Nothing in this Convention shall affect any law, award, custom or agreement between shipowners and seamen which ensures more favourable conditions than those provided by this Convention.

1. In respect of the territories referred to in Article 35 of the Constitution of the International Labour Organisation, each Member of the Organisation which ratifies this Convention shall append to its ratification a declaration stating:

  • (a) the territories in respect of which it undertakes to apply the provisions of the Convention without modification;
  • (b) the territories in respect of which it undertakes to apply the provisions of the Convention subject to modifications, together with details of the said modifications;
  • (c) the territories in respect of which the Convention is inapplicable and in such cases the grounds on which it is inapplicable;
  • (d) the territories in respect of which it reserves its decision.

2. The undertakings referred to in subparagraphs (a) and (b) of paragraph 1 of this Article shall be deemed to be an integral part of the ratification and shall have the force of ratification.

3. Any Member may by a subsequent declaration cancel in whole or in part any reservations made in its original declaration in virtue of subparagraphs (b), (c) or (d) of paragraph 1 of this Article.

The formal ratifications of this Convention shall be communicated to the Director-General of the International Labour Office for registration.

1. This Convention shall be binding only upon those Members of the International Labour Organisation whose ratifications have been registered with the Director-General.

2. It shall come into force twelve months after the date on which the ratifications of two Members have been registered with the Director-General.

3. Thereafter, this Convention shall come into force for any Member twelve months after the date on which its ratifications has been registered.

As soon as the ratifications of two Members of the International Labour Organisation have been registered, the Director-General of the International Labour Office shall so notify all the Members of the International Labour Organisation. He shall likewise notify them of the registration of ratifications which may be communicated subsequently by other Members of the Organisation.

1. A Member which has ratified this Convention may denounce it after the expiration of ten years from the date on which the Convention first comes into force, by an act communicated to the Director-General of the International Labour Office for registration.
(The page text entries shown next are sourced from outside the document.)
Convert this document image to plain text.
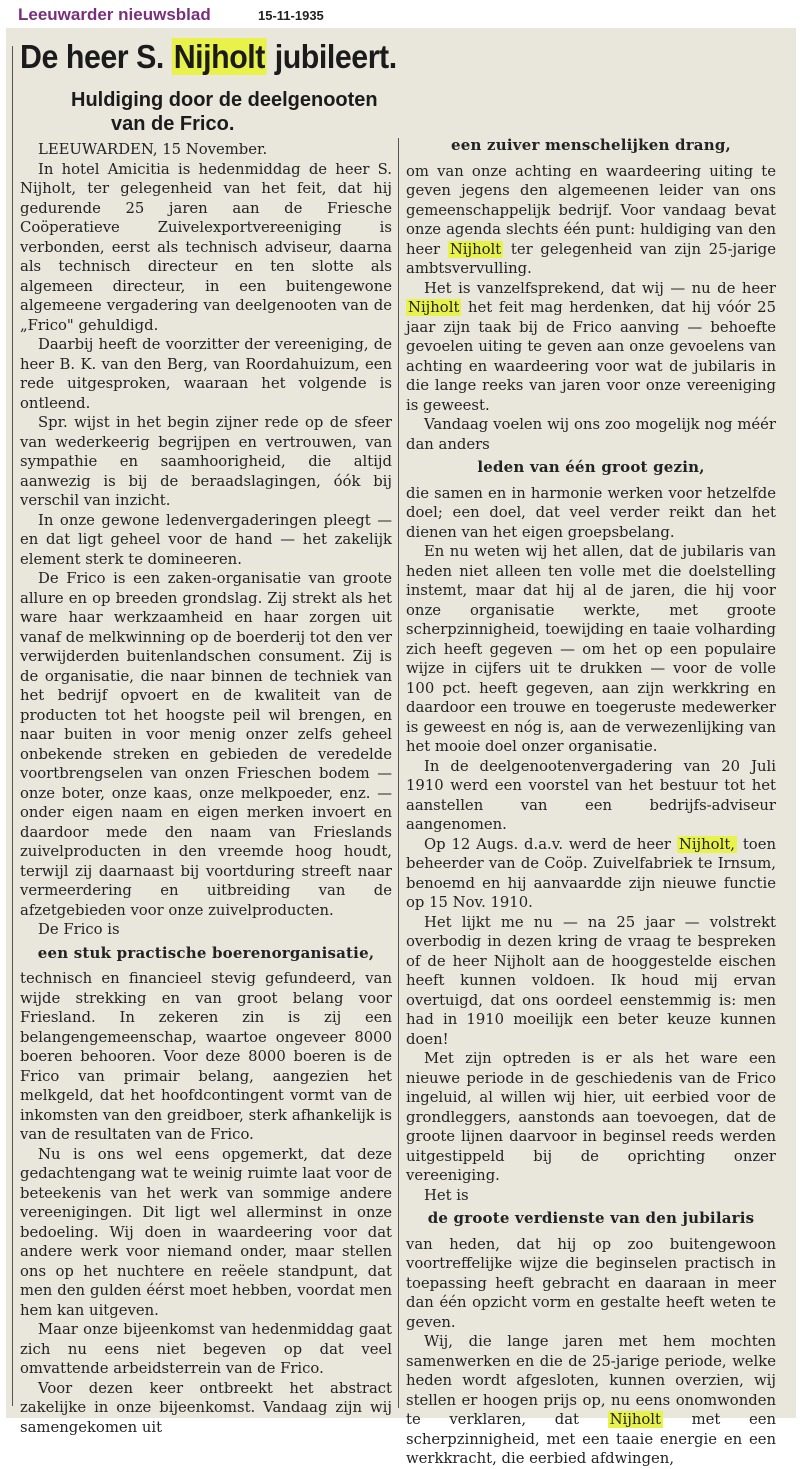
Leeuwarder nieuwsblad	15-11-1935
De heer S. Nijholt jubileert.
Huldiging door de deelgenooten
van de Frico.

LEEUWARDEN, 15 November.

In hotel Amicitia is hedenmiddag de heer S. Nijholt, ter gelegenheid van het feit, dat hij gedurende 25 jaren aan de Friesche Coöperatieve Zuivelexportvereeniging is verbonden, eerst als technisch adviseur, daarna als technisch directeur en ten slotte als algemeen directeur, in een buitengewone algemeene vergadering van deelgenooten van de „Frico" gehuldigd.

Daarbij heeft de voorzitter der vereeniging, de heer B. K. van den Berg, van Roordahuizum, een rede uitgesproken, waaraan het volgende is ontleend.

Spr. wijst in het begin zijner rede op de sfeer van wederkeerig begrijpen en vertrouwen, van sympathie en saamhoorigheid, die altijd aanwezig is bij de beraadslagingen, óók bij verschil van inzicht.

In onze gewone ledenvergaderingen pleegt — en dat ligt geheel voor de hand — het zakelijk element sterk te domineeren.

De Frico is een zaken-organisatie van groote allure en op breeden grondslag. Zij strekt als het ware haar werkzaamheid en haar zorgen uit vanaf de melkwinning op de boerderij tot den ver verwijderden buitenlandschen consument. Zij is de organisatie, die naar binnen de techniek van het bedrijf opvoert en de kwaliteit van de producten tot het hoogste peil wil brengen, en naar buiten in voor menig onzer zelfs geheel onbekende streken en gebieden de veredelde voortbrengselen van onzen Frieschen bodem — onze boter, onze kaas, onze melkpoeder, enz. — onder eigen naam en eigen merken invoert en daardoor mede den naam van Frieslands zuivelproducten in den vreemde hoog houdt, terwijl zij daarnaast bij voortduring streeft naar vermeerdering en uitbreiding van de afzetgebieden voor onze zuivelproducten.

De Frico is

een stuk practische boerenorganisatie,

technisch en financieel stevig gefundeerd, van wijde strekking en van groot belang voor Friesland. In zekeren zin is zij een belangengemeenschap, waartoe ongeveer 8000 boeren behooren. Voor deze 8000 boeren is de Frico van primair belang, aangezien het melkgeld, dat het hoofdcontingent vormt van de inkomsten van den greidboer, sterk afhankelijk is van de resultaten van de Frico.

Nu is ons wel eens opgemerkt, dat deze gedachtengang wat te weinig ruimte laat voor de beteekenis van het werk van sommige andere vereenigingen. Dit ligt wel allerminst in onze bedoeling. Wij doen in waardeering voor dat andere werk voor niemand onder, maar stellen ons op het nuchtere en reëele standpunt, dat men den gulden éérst moet hebben, voordat men hem kan uitgeven.

Maar onze bijeenkomst van hedenmiddag gaat zich nu eens niet begeven op dat veel omvattende arbeidsterrein van de Frico.

Voor dezen keer ontbreekt het abstract zakelijke in onze bijeenkomst. Vandaag zijn wij samengekomen uit

een zuiver menschelijken drang,

om van onze achting en waardeering uiting te geven jegens den algemeenen leider van ons gemeenschappelijk bedrijf. Voor vandaag bevat onze agenda slechts één punt: huldiging van den heer Nijholt ter gelegenheid van zijn 25-jarige ambtsvervulling.

Het is vanzelfsprekend, dat wij — nu de heer Nijholt het feit mag herdenken, dat hij vóór 25 jaar zijn taak bij de Frico aanving — behoefte gevoelen uiting te geven aan onze gevoelens van achting en waardeering voor wat de jubilaris in die lange reeks van jaren voor onze vereeniging is geweest.

Vandaag voelen wij ons zoo mogelijk nog méér dan anders

leden van één groot gezin,

die samen en in harmonie werken voor hetzelfde doel; een doel, dat veel verder reikt dan het dienen van het eigen groepsbelang.

En nu weten wij het allen, dat de jubilaris van heden niet alleen ten volle met die doelstelling instemt, maar dat hij al de jaren, die hij voor onze organisatie werkte, met groote scherpzinnigheid, toewijding en taaie volharding zich heeft gegeven — om het op een populaire wijze in cijfers uit te drukken — voor de volle 100 pct. heeft gegeven, aan zijn werkkring en daardoor een trouwe en toegeruste medewerker is geweest en nóg is, aan de verwezenlijking van het mooie doel onzer organisatie.

In de deelgenootenvergadering van 20 Juli 1910 werd een voorstel van het bestuur tot het aanstellen van een bedrijfs-adviseur aangenomen.

Op 12 Augs. d.a.v. werd de heer Nijholt, toen beheerder van de Coöp. Zuivelfabriek te Irnsum, benoemd en hij aanvaardde zijn nieuwe functie op 15 Nov. 1910.

Het lijkt me nu — na 25 jaar — volstrekt overbodig in dezen kring de vraag te bespreken of de heer Nijholt aan de hooggestelde eischen heeft kunnen voldoen. Ik houd mij ervan overtuigd, dat ons oordeel eenstemmig is: men had in 1910 moeilijk een beter keuze kunnen doen!

Met zijn optreden is er als het ware een nieuwe periode in de geschiedenis van de Frico ingeluid, al willen wij hier, uit eerbied voor de grondleggers, aanstonds aan toevoegen, dat de groote lijnen daarvoor in beginsel reeds werden uitgestippeld bij de oprichting onzer vereeniging.

Het is

de groote verdienste van den jubilaris

van heden, dat hij op zoo buitengewoon voortreffelijke wijze die beginselen practisch in toepassing heeft gebracht en daaraan in meer dan één opzicht vorm en gestalte heeft weten te geven.

Wij, die lange jaren met hem mochten samenwerken en die de 25-jarige periode, welke heden wordt afgesloten, kunnen overzien, wij stellen er hoogen prijs op, nu eens onomwonden te verklaren, dat Nijholt met een scherpzinnigheid, met een taaie energie en een werkkracht, die eerbied afdwingen,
Such denunciation shall not take effect until one year after the date on which it is registered.

2. Each Member which has ratified this Convention and which does not, within the year following the expiration of the period of ten years mentioned in the preceding paragraph, exercise the right of denunciation provided for in this Article, will be bound for another period of ten years and, thereafter, may denounce this Convention at the expiration of each period of ten years under the terms provided for in this Article.

At such times as it may consider necessary the Governing Body of the International Labour Office shall present to the General Conference a report on the working of this Convention and shall examine the desirability of placing on the agenda of the Conference the question of its revision in whole or in part.

1. Should the Conference adopt a new Convention revising this Convention in whole or in part, then, unless the new Convention otherwise provides:

  • (a) the ratification by a Member of the new revising Convention shall ipso jure involve the immediate denunciation of this Convention, notwithstanding the provisions of Article 17 above, if and when the new revising Convention shall have come into force;
  • (b) as from the date when the new revising Convention comes into force this Convention shall cease to be open to ratification by the Members.

2. This Convention shall in any case remain in force in its actual form and content for those Members which have ratified it but have not ratified the revising Convention.

The French and English texts of this Convention shall both be authentic.